The researchers noted that the cancer tended to develop slowly and be little noticed until the lesion was so advanced that there was little hope of a cure. For chewers, the best that the physicians knew to do was to cut out parts of the mouth or throat and hope for the best. For snuff users, they cut out most of the nose and perhaps the throat. Welcome to cancer country; smokeless tobacco is part of it.
The researchers concluded, "Prevention though education of young potential users of smokeless tobacco promises to be the most effective therapeutic measure." That is understandable because a miserable, later death is the only other alternative.
What about snuff, also called oral snuff or snuff dipping? This is a powdered product. It is said to be safer than smoking, a good way to quit the use of cigarettes and pipes.

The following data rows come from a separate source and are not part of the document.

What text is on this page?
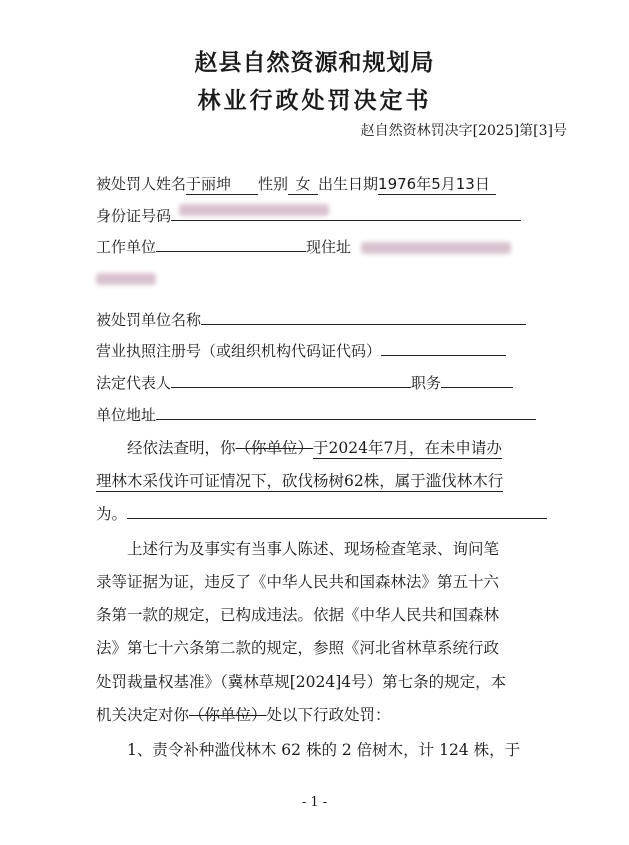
赵县自然资源和规划局
林业行政处罚决定书
赵自然资林罚决字[2025]第[3]号
被处罚人姓名于丽坤 性别 女 出生日期1976年5月13日
身份证号码
工作单位	现住址
被处罚单位名称
营业执照注册号（或组织机构代码证代码）
法定代表人	职务
单位地址
经依法查明，你（你单位）于2024年7月，在未申请办
理林木采伐许可证情况下，砍伐杨树62株，属于滥伐林木行
为。
上述行为及事实有当事人陈述、现场检查笔录、询问笔
录等证据为证，违反了《中华人民共和国森林法》第五十六
条第一款的规定，已构成违法。依据《中华人民共和国森林
法》第七十六条第二款的规定，参照《河北省林草系统行政
处罚裁量权基准》（冀林草规[2024]4号）第七条的规定，本
机关决定对你（你单位）处以下行政处罚：
1、责令补种滥伐林木 62 株的 2 倍树木，计 124 株，于
- 1 -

But on May 5, 2000, BBC News reported that Dr. John Spangler told a medical conference, in Orlando, that a research study found that taking snuff produced significantly high levels of cancer, both of the oral and nasal cavities.

Cigarette and pipe smokers also have oral cavity cancers, with pipe smokers especially at risk for cancer of the cheek and lower lip.

An April 1998 Amherst College report, by Ned B. Friend, noted that "snuff composition is generally 0.6% to 0.9% nicotine, the most addictive drug on the market." He added, "Both dip and snuff contain many added chemicals, including cyanide, arsenic and lead. Because of its high nicotine content, smokeless tobacco is highly addictive. Its harmful effects, like cancer, do not show up until long after the initial use of the drug."

There are more problems than cancer in these products: The use of snuff decreases the sense of smell and damages the inside of the nose, along with the throat and lungs.

Aside from long term problems, such as cancer and heart disease, there are also others that come more quickly: Dipping produces brown teeth and bad breath, decreases the sense of taste, causes dental problems and the gums to recede. Both add nicotine to the bloodstream, causing the blood vessels to constrict, which inhibits sports performance in young men and later leads to heart attacks. Users of both are 15 times more likely than nonusers to develop cancer after only one year of use.

Throughout the remainder of this book, we will assume you smoke. But all the methods for quitting apply equally to smokeless tobacco.